View of the islands of Hawai’I taken by the crew aboard space shuttle Discovery in 1988. Courtesy NASA.
View of the islands of Hawai’i taken by the crew aboard space shuttle Discovery in 1988. Courtesy NASA.

Saturday 18 October, 6 to 7:45pm
Polynesian Astronomy: A Cultural Astronomy Event!
Of calendars and kings: gods, temples, the Pleiades, and social upheaval in ancient Hawai‘i

Hear from one of the world’s experts on cultural astronomy, Professor Emeritus Clive Ruggles, from Leicester University who has just returned from Hawaii where he has explored the astronomical significance of the polynesian culture. Then look through telescopes and find out about Australian Aboriginal astronomy in the planetarium with our local Aboriginal astronomers. Entry includes a glass of wine, cheese and biscuits. Pre-bookings and payment required. 
Cost: $18 adult, $14 conc. (seniors and students); Members $16 adult, $12 conc. 
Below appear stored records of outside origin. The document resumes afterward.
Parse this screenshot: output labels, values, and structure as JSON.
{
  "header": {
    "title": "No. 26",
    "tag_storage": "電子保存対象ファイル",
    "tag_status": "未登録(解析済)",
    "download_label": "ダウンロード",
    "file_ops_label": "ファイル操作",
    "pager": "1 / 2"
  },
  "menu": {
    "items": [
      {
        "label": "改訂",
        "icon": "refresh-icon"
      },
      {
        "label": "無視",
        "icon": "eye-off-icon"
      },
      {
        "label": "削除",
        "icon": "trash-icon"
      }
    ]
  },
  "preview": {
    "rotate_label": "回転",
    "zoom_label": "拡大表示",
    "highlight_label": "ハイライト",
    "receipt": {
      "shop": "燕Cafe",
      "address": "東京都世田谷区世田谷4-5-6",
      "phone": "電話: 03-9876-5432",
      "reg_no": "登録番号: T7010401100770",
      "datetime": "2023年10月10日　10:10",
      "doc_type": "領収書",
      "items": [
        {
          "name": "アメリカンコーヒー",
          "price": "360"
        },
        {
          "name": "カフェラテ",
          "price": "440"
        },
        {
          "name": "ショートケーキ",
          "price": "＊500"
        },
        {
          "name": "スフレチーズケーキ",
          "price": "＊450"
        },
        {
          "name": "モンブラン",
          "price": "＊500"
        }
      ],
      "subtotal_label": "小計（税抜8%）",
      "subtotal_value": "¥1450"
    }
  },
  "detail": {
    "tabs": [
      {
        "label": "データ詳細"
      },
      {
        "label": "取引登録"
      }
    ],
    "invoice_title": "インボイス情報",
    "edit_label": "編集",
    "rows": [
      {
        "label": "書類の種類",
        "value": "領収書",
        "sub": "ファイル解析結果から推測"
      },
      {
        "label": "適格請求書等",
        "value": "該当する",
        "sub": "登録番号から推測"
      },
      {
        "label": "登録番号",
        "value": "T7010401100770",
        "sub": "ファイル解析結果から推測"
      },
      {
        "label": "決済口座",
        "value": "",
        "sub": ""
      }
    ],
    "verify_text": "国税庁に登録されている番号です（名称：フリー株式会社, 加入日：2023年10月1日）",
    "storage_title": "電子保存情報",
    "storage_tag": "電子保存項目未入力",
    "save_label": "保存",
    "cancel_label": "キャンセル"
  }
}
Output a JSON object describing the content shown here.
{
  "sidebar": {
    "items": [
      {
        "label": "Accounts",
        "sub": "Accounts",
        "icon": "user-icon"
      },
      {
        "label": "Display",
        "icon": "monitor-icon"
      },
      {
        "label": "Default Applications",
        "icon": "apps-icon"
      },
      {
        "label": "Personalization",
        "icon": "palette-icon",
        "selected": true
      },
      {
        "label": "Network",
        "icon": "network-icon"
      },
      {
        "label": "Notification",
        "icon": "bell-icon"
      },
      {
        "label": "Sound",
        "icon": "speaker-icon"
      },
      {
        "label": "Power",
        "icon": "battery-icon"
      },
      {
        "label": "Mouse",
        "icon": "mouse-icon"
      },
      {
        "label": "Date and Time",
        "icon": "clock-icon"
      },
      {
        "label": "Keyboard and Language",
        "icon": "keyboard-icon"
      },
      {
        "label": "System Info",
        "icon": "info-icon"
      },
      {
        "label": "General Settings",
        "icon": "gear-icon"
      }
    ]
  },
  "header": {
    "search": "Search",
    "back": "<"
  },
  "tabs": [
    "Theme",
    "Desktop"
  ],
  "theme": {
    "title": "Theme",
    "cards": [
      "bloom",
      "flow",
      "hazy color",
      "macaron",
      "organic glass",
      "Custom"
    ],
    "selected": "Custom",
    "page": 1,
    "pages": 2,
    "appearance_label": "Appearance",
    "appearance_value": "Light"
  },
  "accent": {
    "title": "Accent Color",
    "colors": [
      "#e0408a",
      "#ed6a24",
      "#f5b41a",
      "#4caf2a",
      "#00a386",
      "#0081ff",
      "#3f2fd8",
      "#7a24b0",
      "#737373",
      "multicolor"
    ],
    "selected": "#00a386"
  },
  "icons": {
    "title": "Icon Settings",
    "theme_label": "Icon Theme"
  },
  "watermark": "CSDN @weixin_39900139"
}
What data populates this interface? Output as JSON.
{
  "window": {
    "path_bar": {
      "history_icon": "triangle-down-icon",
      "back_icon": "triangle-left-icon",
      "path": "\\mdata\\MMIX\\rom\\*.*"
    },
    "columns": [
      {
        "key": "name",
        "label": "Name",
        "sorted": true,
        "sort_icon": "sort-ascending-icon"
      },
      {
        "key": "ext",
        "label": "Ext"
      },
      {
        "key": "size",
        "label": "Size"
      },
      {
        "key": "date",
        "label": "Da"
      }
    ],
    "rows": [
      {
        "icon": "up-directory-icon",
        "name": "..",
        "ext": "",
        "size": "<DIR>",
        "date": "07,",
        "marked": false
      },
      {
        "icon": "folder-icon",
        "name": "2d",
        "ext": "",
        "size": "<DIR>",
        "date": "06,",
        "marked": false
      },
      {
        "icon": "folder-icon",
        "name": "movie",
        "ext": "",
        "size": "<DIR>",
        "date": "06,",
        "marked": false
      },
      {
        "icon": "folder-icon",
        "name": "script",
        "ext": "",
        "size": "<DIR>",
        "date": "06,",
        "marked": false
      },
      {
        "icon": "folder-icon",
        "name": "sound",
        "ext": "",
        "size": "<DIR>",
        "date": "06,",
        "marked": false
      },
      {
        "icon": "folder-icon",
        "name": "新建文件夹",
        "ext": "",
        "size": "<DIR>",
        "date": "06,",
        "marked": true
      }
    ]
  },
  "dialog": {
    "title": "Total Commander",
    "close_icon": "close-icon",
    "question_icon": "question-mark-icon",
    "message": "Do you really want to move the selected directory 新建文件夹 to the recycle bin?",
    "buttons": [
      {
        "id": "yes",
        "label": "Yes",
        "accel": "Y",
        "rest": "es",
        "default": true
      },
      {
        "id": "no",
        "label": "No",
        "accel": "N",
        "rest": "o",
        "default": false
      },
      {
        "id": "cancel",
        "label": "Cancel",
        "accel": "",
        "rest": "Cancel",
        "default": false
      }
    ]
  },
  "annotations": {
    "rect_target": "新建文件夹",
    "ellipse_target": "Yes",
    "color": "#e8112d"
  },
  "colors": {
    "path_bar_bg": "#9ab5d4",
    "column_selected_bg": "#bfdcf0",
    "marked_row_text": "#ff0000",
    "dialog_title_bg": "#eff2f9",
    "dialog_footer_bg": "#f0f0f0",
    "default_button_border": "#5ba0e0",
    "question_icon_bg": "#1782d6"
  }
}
Abstract from Professor Ruggles:
Astronomy occupied a prominent place within religious practices, navigation, and calendrical traditions in the Hawaiian Islands, as it did throughout ancient Polynesia. Uniquely in Hawai‘i, though, Polynesian chiefdoms became transformed into archaic states during the centuries following the end of long-distance voyaging. Archaeoastronomy, the study of beliefs and practices relating to the sky, is relevant to understanding the social, political and ideological factors that contrived to bring this about. In this talk I will describe my fieldwork with archaeologist Patrick V. Kirch studying the orientations of temple platforms and their connections with astronomy, the calendar, and dryland agriculture, and I will present some of our ideas of how these were linked to the emergence of “god-king” cults in the final centuries preceding the arrival of the Europeans.

Cive Ruggles
Clive Ruggles surveying a complete Kahikinui temple site of typical L-shaped form in the middle of a lava flow in Hawai’i.